YORUM: Keşke 5G hemen başlayabilse desek de ülkenin içinde bulunduğu ekonomik durum ve operatörlerin mali yapıları hemen hop deyince X milyar doları sağlayacak olgunlukta olmayabilir.
4G ihalesi, Ağustos 2015 tarihinde 3,96 milyar euroya sonuçlandı. O zamanın döviz kuruyla 13 milyar TL civarında bir maliyetti bu. 3G ihalesi Kasım 2008’de 970 milyon euroya sonuçlanmıştı. Fiyatların bu kadar artmasının sebebi neydi? Elbette dağıtılan frekanslar. Kıt kaynak olarak tanımlanan frekansların sayısı ve önemi ortaya çıkan maliyetin artmasına neden oluyor.

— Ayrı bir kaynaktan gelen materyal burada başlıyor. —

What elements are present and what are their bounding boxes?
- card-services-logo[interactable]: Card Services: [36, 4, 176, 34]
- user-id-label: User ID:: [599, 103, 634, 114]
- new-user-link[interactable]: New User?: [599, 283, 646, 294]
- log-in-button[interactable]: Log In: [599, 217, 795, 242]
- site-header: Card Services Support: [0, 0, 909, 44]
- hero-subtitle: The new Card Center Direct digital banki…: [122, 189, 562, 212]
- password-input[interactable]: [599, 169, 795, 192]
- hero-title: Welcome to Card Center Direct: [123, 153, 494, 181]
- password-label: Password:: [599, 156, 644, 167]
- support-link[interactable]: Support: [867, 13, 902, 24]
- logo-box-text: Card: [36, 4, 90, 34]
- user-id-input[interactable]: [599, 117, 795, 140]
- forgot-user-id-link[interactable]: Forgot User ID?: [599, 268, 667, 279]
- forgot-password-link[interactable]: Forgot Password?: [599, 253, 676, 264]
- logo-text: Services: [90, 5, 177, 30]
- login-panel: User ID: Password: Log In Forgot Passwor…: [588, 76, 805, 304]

Peki 5G ile yeni durum nasıl oluşur? Burası çok önemli. Çünkü 5G’yi önemli hale getiren, birçok frekansı tek bir şemsiye altına toplayarak sanki tek bir varlıkmış gibi çalıştırabilmesi. İşlerin kesintisiz gitmesini, bağlantı zamanının düşmesini ve hızın artmasını bu frekans topluluğu sağlıyor. Yani tam anlamıyla 5G’miz var diyebilmek için ciddi bir maliyetin altına girmek lazım. Şirketlerimizin bunu karşılayacak durumu var mı sorusunu sormadan önce ülke şartlarına bakmak lazım. Bu yüzden şirketler teknolojik olarak hemen başlasın deseler de finansal olarak ne olur hemen parasını verelim diyemeyebilirler. Özetle: Maddiyat bizim 5G kullanım tarihimizi öteleyebilir.